Normal maps basically store a direction vector. That's three components, X,Y and Z, each ranging from -1 to 1 for a floating point image.
They are used to bend the surface normal when shading, resulting in a relief like change of the shading that is very similar to the effects of a bump map 1).
There are two types of normal maps supported by this node. This setting changes the way that the normals stored in the image are applied to the current surface when rendering.
Object space normals are normals stored in relation to the object. These are rarely used. The advantage of an object space normal map is the fact that it does not require a projection. The downside is that it is a lot harder to evaluate on deformed meshes. Basically, the XYZ components of the normal map relate to the XYZ coordinates of the mesh itself.
Tangent space normals are the most common type of normal maps. These store the normal in relation to the current spot that is being shaded.
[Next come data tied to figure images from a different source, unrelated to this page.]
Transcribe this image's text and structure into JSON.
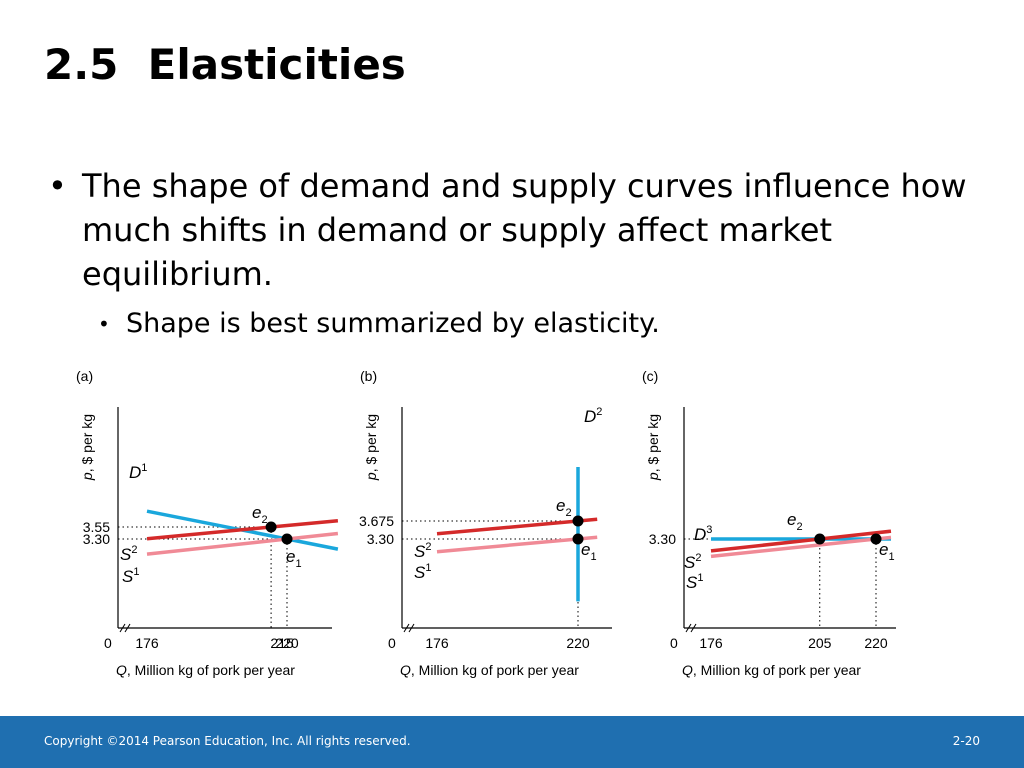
{
  "slide": {
    "title": "2.5  Elasticities",
    "bullet": "The shape of demand and supply curves influence how much shifts in demand or supply affect market equilibrium.",
    "subbullet": "Shape is best summarized by elasticity.",
    "bullet_symbol": "•",
    "footer": "Copyright ©2014 Pearson Education, Inc. All rights reserved.",
    "page_number": "2-20"
  },
  "colors": {
    "demand": "#1aa7dc",
    "supply_new": "#d42a2a",
    "supply_old": "#f08a96",
    "footer_bg": "#1f6fb0"
  },
  "chart_data": [
    {
      "type": "line",
      "panel_label": "(a)",
      "xlabel": "Q, Million kg of pork per year",
      "ylabel": "p, $ per kg",
      "origin_label": "0",
      "x_ticks": [
        "176",
        "215",
        "220"
      ],
      "y_ticks": [
        "3.55",
        "3.30"
      ],
      "series": [
        {
          "name": "D1",
          "label": "D",
          "sup": "1",
          "role": "demand",
          "points": [
            [
              176,
              3.88
            ],
            [
              220,
              3.3
            ],
            [
              236,
              3.09
            ]
          ]
        },
        {
          "name": "S2",
          "label": "S",
          "sup": "2",
          "role": "supply_new",
          "points": [
            [
              176,
              3.305
            ],
            [
              215,
              3.55
            ],
            [
              236,
              3.682
            ]
          ]
        },
        {
          "name": "S1",
          "label": "S",
          "sup": "1",
          "role": "supply_old",
          "points": [
            [
              176,
              2.986
            ],
            [
              220,
              3.3
            ],
            [
              236,
              3.414
            ]
          ]
        }
      ],
      "equilibria": [
        {
          "label": "e",
          "sub": "2",
          "x": 215,
          "y": 3.55
        },
        {
          "label": "e",
          "sub": "1",
          "x": 220,
          "y": 3.3
        }
      ]
    },
    {
      "type": "line",
      "panel_label": "(b)",
      "xlabel": "Q, Million kg of pork per year",
      "ylabel": "p, $ per kg",
      "origin_label": "0",
      "x_ticks": [
        "176",
        "220"
      ],
      "y_ticks": [
        "3.675",
        "3.30"
      ],
      "series": [
        {
          "name": "D2",
          "label": "D",
          "sup": "2",
          "role": "demand",
          "points": [
            [
              220,
              2.0
            ],
            [
              220,
              4.8
            ]
          ]
        },
        {
          "name": "S2",
          "label": "S",
          "sup": "2",
          "role": "supply_new",
          "points": [
            [
              176,
              3.408
            ],
            [
              220,
              3.675
            ],
            [
              226,
              3.711
            ]
          ]
        },
        {
          "name": "S1",
          "label": "S",
          "sup": "1",
          "role": "supply_old",
          "points": [
            [
              176,
              3.036
            ],
            [
              220,
              3.3
            ],
            [
              226,
              3.336
            ]
          ]
        }
      ],
      "equilibria": [
        {
          "label": "e",
          "sub": "2",
          "x": 220,
          "y": 3.675
        },
        {
          "label": "e",
          "sub": "1",
          "x": 220,
          "y": 3.3
        }
      ]
    },
    {
      "type": "line",
      "panel_label": "(c)",
      "xlabel": "Q, Million kg of pork per year",
      "ylabel": "p, $ per kg",
      "origin_label": "0",
      "x_ticks": [
        "176",
        "205",
        "220"
      ],
      "y_ticks": [
        "3.30"
      ],
      "series": [
        {
          "name": "D3",
          "label": "D",
          "sup": "3",
          "role": "demand",
          "points": [
            [
              176,
              3.3
            ],
            [
              224,
              3.3
            ]
          ]
        },
        {
          "name": "S2",
          "label": "S",
          "sup": "2",
          "role": "supply_new",
          "points": [
            [
              176,
              3.052
            ],
            [
              205,
              3.3
            ],
            [
              224,
              3.463
            ]
          ]
        },
        {
          "name": "S1",
          "label": "S",
          "sup": "1",
          "role": "supply_old",
          "points": [
            [
              176,
              2.937
            ],
            [
              220,
              3.3
            ],
            [
              224,
              3.333
            ]
          ]
        }
      ],
      "equilibria": [
        {
          "label": "e",
          "sub": "2",
          "x": 205,
          "y": 3.3
        },
        {
          "label": "e",
          "sub": "1",
          "x": 220,
          "y": 3.3
        }
      ]
    }
  ]
}
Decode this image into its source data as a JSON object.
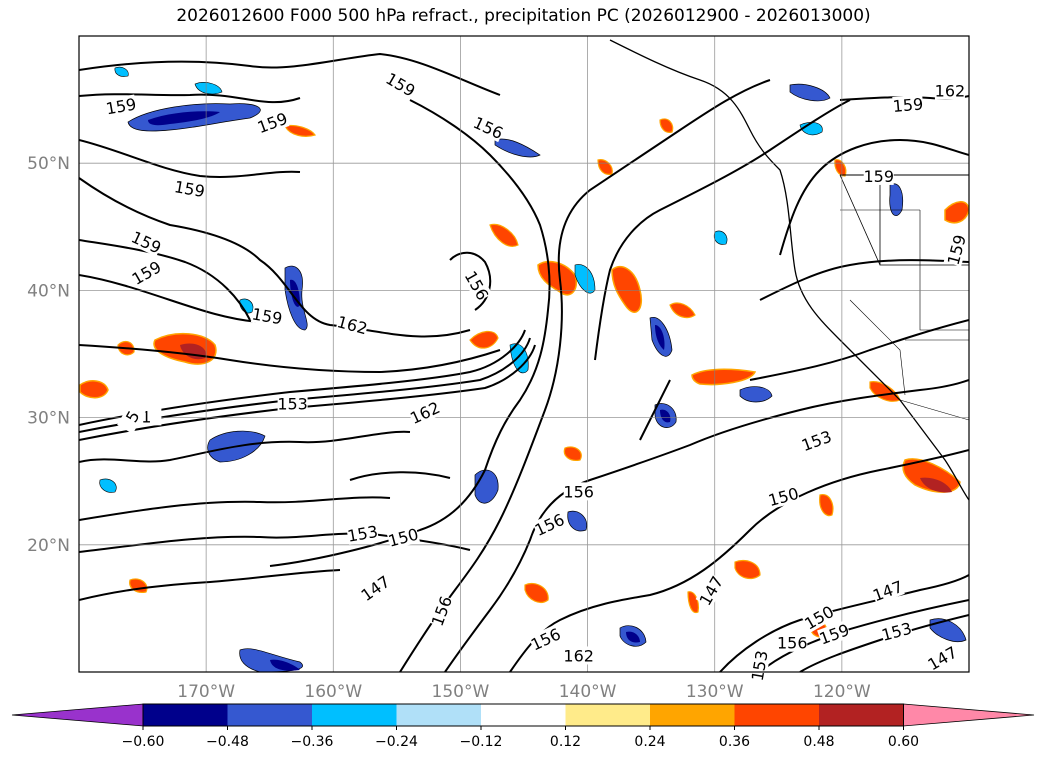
{
  "figure": {
    "title": "2026012600 F000 500 hPa refract., precipitation PC (2026012900 - 2026013000)"
  },
  "map": {
    "lon_range": [
      -180,
      -110
    ],
    "lat_range": [
      10,
      60
    ],
    "longitude_ticks": [
      {
        "value": -170,
        "label": "170°W"
      },
      {
        "value": -160,
        "label": "160°W"
      },
      {
        "value": -150,
        "label": "150°W"
      },
      {
        "value": -140,
        "label": "140°W"
      },
      {
        "value": -130,
        "label": "130°W"
      },
      {
        "value": -120,
        "label": "120°W"
      }
    ],
    "latitude_ticks": [
      {
        "value": 20,
        "label": "20°N"
      },
      {
        "value": 30,
        "label": "30°N"
      },
      {
        "value": 40,
        "label": "40°N"
      },
      {
        "value": 50,
        "label": "50°N"
      }
    ],
    "grid": true
  },
  "contour_labels": [
    {
      "text": "159",
      "lon": -176.7,
      "lat": 54.5,
      "rot": -10
    },
    {
      "text": "159",
      "lon": -164.8,
      "lat": 53.2,
      "rot": -20
    },
    {
      "text": "159",
      "lon": -154.7,
      "lat": 56.2,
      "rot": 30
    },
    {
      "text": "159",
      "lon": -171.3,
      "lat": 48.0,
      "rot": 10
    },
    {
      "text": "159",
      "lon": -174.7,
      "lat": 43.8,
      "rot": 25
    },
    {
      "text": "159",
      "lon": -174.7,
      "lat": 41.4,
      "rot": -30
    },
    {
      "text": "159",
      "lon": -165.2,
      "lat": 38.0,
      "rot": 10
    },
    {
      "text": "162",
      "lon": -158.5,
      "lat": 37.3,
      "rot": 15
    },
    {
      "text": "156",
      "lon": -147.8,
      "lat": 52.8,
      "rot": 25
    },
    {
      "text": "156",
      "lon": -148.7,
      "lat": 40.4,
      "rot": 60
    },
    {
      "text": "153",
      "lon": -163.2,
      "lat": 31.1,
      "rot": 0
    },
    {
      "text": "162",
      "lon": -152.8,
      "lat": 30.4,
      "rot": -25
    },
    {
      "text": "153",
      "lon": -157.7,
      "lat": 20.9,
      "rot": -10
    },
    {
      "text": "150",
      "lon": -154.5,
      "lat": 20.6,
      "rot": -15
    },
    {
      "text": "147",
      "lon": -156.7,
      "lat": 16.6,
      "rot": -35
    },
    {
      "text": "156",
      "lon": -143.0,
      "lat": 21.6,
      "rot": -25
    },
    {
      "text": "156",
      "lon": -140.7,
      "lat": 24.2,
      "rot": 0
    },
    {
      "text": "150",
      "lon": -124.6,
      "lat": 23.8,
      "rot": -15
    },
    {
      "text": "153",
      "lon": -122.0,
      "lat": 28.2,
      "rot": -20
    },
    {
      "text": "147",
      "lon": -130.3,
      "lat": 16.4,
      "rot": -60
    },
    {
      "text": "147",
      "lon": -116.4,
      "lat": 16.4,
      "rot": -20
    },
    {
      "text": "150",
      "lon": -121.8,
      "lat": 14.3,
      "rot": -30
    },
    {
      "text": "156",
      "lon": -143.3,
      "lat": 12.6,
      "rot": -25
    },
    {
      "text": "162",
      "lon": -140.7,
      "lat": 11.3,
      "rot": 0
    },
    {
      "text": "156",
      "lon": -123.9,
      "lat": 12.3,
      "rot": 0
    },
    {
      "text": "159",
      "lon": -120.6,
      "lat": 13.0,
      "rot": -20
    },
    {
      "text": "153",
      "lon": -115.7,
      "lat": 13.2,
      "rot": -15
    },
    {
      "text": "147",
      "lon": -112.1,
      "lat": 11.1,
      "rot": -30
    },
    {
      "text": "153",
      "lon": -126.5,
      "lat": 10.5,
      "rot": -80
    },
    {
      "text": "159",
      "lon": -114.8,
      "lat": 54.6,
      "rot": -5
    },
    {
      "text": "162",
      "lon": -111.5,
      "lat": 55.7,
      "rot": 0
    },
    {
      "text": "159",
      "lon": -117.1,
      "lat": 49.0,
      "rot": 0
    },
    {
      "text": "159",
      "lon": -111.0,
      "lat": 43.2,
      "rot": -75
    },
    {
      "text": "156",
      "lon": -151.5,
      "lat": 14.8,
      "rot": -70
    },
    {
      "text": "1",
      "lon": -174.7,
      "lat": 30.1,
      "rot": 0
    },
    {
      "text": "5",
      "lon": -175.8,
      "lat": 30.1,
      "rot": -60
    }
  ],
  "colorbar": {
    "tick_labels": [
      "−0.60",
      "−0.48",
      "−0.36",
      "−0.24",
      "−0.12",
      "0.12",
      "0.24",
      "0.36",
      "0.48",
      "0.60"
    ],
    "colors": [
      "#9932cc",
      "#00008b",
      "#3558d0",
      "#00bfff",
      "#b0e0f8",
      "#ffffff",
      "#ffeb8a",
      "#ffa500",
      "#ff4500",
      "#b22222",
      "#ff88a8"
    ]
  }
}
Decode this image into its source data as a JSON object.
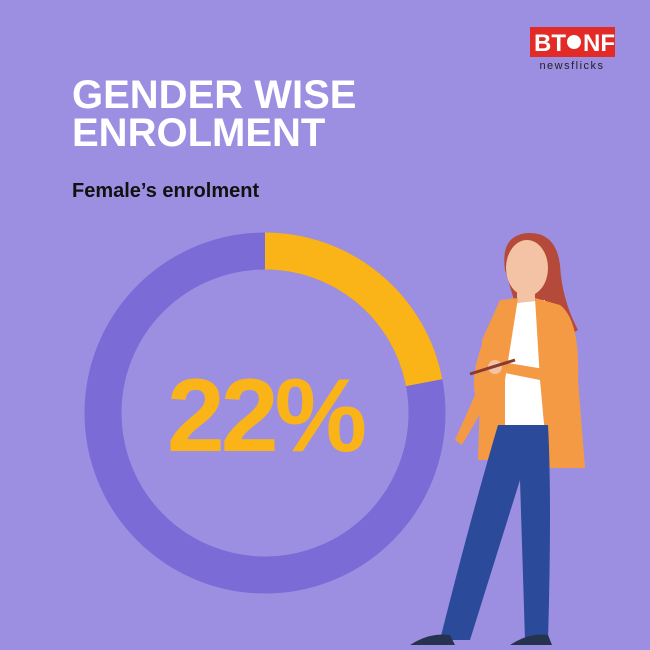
{
  "logo": {
    "left": "BT",
    "right": "NF",
    "tagline": "newsflicks"
  },
  "chart_data": {
    "type": "donut",
    "title": [
      "GENDER WISE",
      "ENROLMENT"
    ],
    "subtitle": "Female’s enrolment",
    "values": [
      22
    ],
    "value_labels": [
      "22%"
    ],
    "ylim": [
      0,
      100
    ],
    "color": "#fbb418",
    "track_color": "#7b6bd6"
  }
}
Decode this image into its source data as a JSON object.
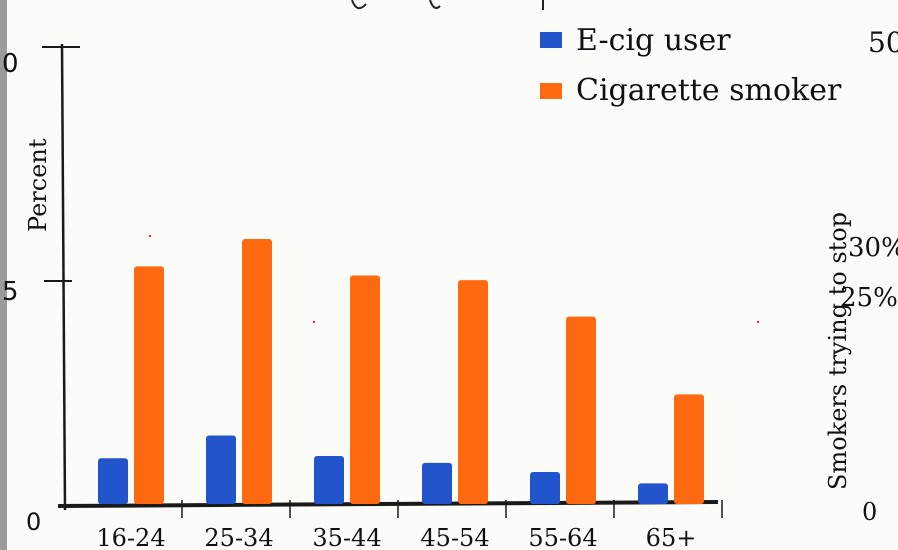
{
  "chart_data": {
    "type": "bar",
    "categories": [
      "16-24",
      "25-34",
      "35-44",
      "45-54",
      "55-64",
      "65+"
    ],
    "series": [
      {
        "name": "E-cig user",
        "color": "#2255cc",
        "values": [
          1.0,
          1.5,
          1.05,
          0.9,
          0.7,
          0.45
        ]
      },
      {
        "name": "Cigarette smoker",
        "color": "#ff6a10",
        "values": [
          5.2,
          5.8,
          5.0,
          4.9,
          4.1,
          2.4
        ]
      }
    ],
    "ylabel": "Percent",
    "ylim": [
      0,
      10
    ],
    "yticks": [
      "0",
      "5",
      "0"
    ],
    "grid": false,
    "legend_position": "top-right"
  },
  "right_panel": {
    "top_label": "50",
    "tick_30": "30%",
    "tick_25": "25%",
    "ylabel": "Smokers trying to stop",
    "bottom_label": "0"
  }
}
Tangent space normals require a mapping projection (commonly using a UV map) but handle deformations of the mesh well and are easy to evaluate. In this case the XYZ components in the normal map are in relation to a (temporary) XYZ coordinate system that is valid for the currently shaded spot only. Z is equivalent to the original surface normal, X and Y are orthogonal to it. The other two components are derived from the mapping projection.
These controls allow you to assign any of the channels present in the current infiniMap image to be used as X, Y or Z. You can also selectively invert the directions on a per channel basis.
In this case 0.5 (or 128) corresponds to 0, anything lower is negative and anything above positive. Some applications also store normal maps using a file format that supports negative numbers (such as OpenEXR), in this case a -1 in the normal map is a -1 in the file.
To cater for those, we've added the Normal Origin and Normal Scale options to bring what is stored in the image into the range from -1.0 to 1.0
For a normal map stored in the range 0..1, the default settings bring the values into the -1..1 range.
Basically: value = (pixel – Normal Origin) * Normal Scale
For a proper float image with negative values, the settings would be 0 for the Normal Origin and 1 for the Normal Scale.